KPMG and Deloitte are taking drastic measures to reduce their workforces, offering generous redundancy packages that exceed statutory minimums in an attempt to control expenses. As the job market remains highly competitive, both firms have seen fewer employees willing to leave voluntarily - a trend that's forcing them to re-evaluate their traditional 'attrition model'. Typically, 15-20 per cent of staff would depart each year; however, this year's figures are much lower, with only a handful choosing to go.
The Big Four accountancy firms have responded by increasing payouts to employees, in an effort to navigate the shift in market conditions. According to ONS labour market data, KPMG, Deloitte, and PwC have cumulatively cut around 600 middle-tier audit positions so far this year. This comes as part of broader efforts to streamline operations and adapt to current circumstances.
KPMG UK's announcement in March saw the firm plan to cut over 500 roles across auditing and advisory divisions - including 440 assistant manager positions in audit and 120 in advisory. Affected staff have been offered enhanced redundancy packages, with KPMG waiving the statutory cap on 'a week's pay' for redundancy calculations (£751) and instead basing payouts on actual weekly salaries. A minimum of eight weeks' basic salary has also been guaranteed to all affected individuals.

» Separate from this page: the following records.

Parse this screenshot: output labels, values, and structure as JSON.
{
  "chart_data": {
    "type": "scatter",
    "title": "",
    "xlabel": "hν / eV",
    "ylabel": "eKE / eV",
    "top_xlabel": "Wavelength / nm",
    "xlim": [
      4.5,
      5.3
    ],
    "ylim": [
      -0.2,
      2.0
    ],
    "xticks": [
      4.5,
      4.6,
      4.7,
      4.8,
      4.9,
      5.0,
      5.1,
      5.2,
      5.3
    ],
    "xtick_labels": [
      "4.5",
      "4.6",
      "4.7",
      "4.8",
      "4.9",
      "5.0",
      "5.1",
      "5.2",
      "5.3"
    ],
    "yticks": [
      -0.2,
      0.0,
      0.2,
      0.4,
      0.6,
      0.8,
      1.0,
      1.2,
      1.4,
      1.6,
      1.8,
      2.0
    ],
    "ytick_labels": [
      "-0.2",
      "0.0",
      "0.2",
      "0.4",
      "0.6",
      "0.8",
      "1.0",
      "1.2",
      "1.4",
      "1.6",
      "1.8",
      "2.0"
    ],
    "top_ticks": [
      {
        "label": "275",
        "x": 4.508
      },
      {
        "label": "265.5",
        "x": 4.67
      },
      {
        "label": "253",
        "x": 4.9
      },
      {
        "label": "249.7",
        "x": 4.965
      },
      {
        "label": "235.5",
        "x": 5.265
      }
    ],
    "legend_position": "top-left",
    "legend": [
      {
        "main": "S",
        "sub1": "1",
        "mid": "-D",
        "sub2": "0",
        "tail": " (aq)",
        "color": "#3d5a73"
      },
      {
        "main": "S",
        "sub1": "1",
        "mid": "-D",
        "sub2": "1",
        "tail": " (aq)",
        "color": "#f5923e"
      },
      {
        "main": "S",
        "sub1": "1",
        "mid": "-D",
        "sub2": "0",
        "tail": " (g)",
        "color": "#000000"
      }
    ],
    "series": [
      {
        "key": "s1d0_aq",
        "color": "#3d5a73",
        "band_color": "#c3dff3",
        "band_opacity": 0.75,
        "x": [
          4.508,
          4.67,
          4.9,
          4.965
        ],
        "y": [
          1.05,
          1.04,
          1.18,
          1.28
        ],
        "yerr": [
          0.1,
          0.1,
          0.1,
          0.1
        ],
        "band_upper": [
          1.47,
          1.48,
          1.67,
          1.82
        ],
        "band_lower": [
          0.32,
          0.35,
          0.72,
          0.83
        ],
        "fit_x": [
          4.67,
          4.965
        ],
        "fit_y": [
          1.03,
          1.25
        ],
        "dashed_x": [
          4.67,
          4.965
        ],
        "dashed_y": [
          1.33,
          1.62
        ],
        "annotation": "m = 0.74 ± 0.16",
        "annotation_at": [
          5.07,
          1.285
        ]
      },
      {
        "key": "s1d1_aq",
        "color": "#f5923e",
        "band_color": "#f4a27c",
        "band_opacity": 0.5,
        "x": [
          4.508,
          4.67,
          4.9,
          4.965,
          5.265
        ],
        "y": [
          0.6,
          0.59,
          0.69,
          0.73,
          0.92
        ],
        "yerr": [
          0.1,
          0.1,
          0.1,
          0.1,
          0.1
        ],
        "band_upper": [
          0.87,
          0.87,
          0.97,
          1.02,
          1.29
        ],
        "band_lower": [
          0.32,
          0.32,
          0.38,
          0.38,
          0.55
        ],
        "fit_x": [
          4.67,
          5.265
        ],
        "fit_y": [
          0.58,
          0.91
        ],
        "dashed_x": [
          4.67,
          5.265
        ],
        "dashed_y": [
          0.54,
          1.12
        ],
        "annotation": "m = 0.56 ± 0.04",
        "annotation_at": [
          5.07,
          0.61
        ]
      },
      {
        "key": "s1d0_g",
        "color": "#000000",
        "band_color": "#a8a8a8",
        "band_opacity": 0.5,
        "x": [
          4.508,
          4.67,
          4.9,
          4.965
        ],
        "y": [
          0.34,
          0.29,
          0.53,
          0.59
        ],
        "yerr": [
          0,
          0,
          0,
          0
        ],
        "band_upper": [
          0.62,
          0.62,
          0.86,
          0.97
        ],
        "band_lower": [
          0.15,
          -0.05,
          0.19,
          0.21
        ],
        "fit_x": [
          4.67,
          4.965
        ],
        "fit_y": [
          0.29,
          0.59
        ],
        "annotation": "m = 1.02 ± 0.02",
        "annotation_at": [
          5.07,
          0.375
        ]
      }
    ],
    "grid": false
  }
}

Deloitte implemented a voluntary redundancy programme in June, targeting nearly 200 audit roles. Sources suggest that up to 175 auditors, including managers and assistant managers, were affected - representing just a small fraction of its audit and assurance business. Deloitte reportedly offered a particularly attractive package, with up to eight months' full pay on offer to those accepting the deal by 10 July 2026.
Experts warn that enhanced redundancy payments often come with strings attached, as employees are incentivised to waive potential claims in exchange for significantly higher payments than their statutory entitlement. However, not all staff have been satisfied, with some long-serving KPMG employees expressing discontent over the similarity of packages offered to junior colleagues and those with more extensive tenure. PwC has also recently reduced its audit division through a limited number of targeted voluntary exits - a trend that's spreading across the sector.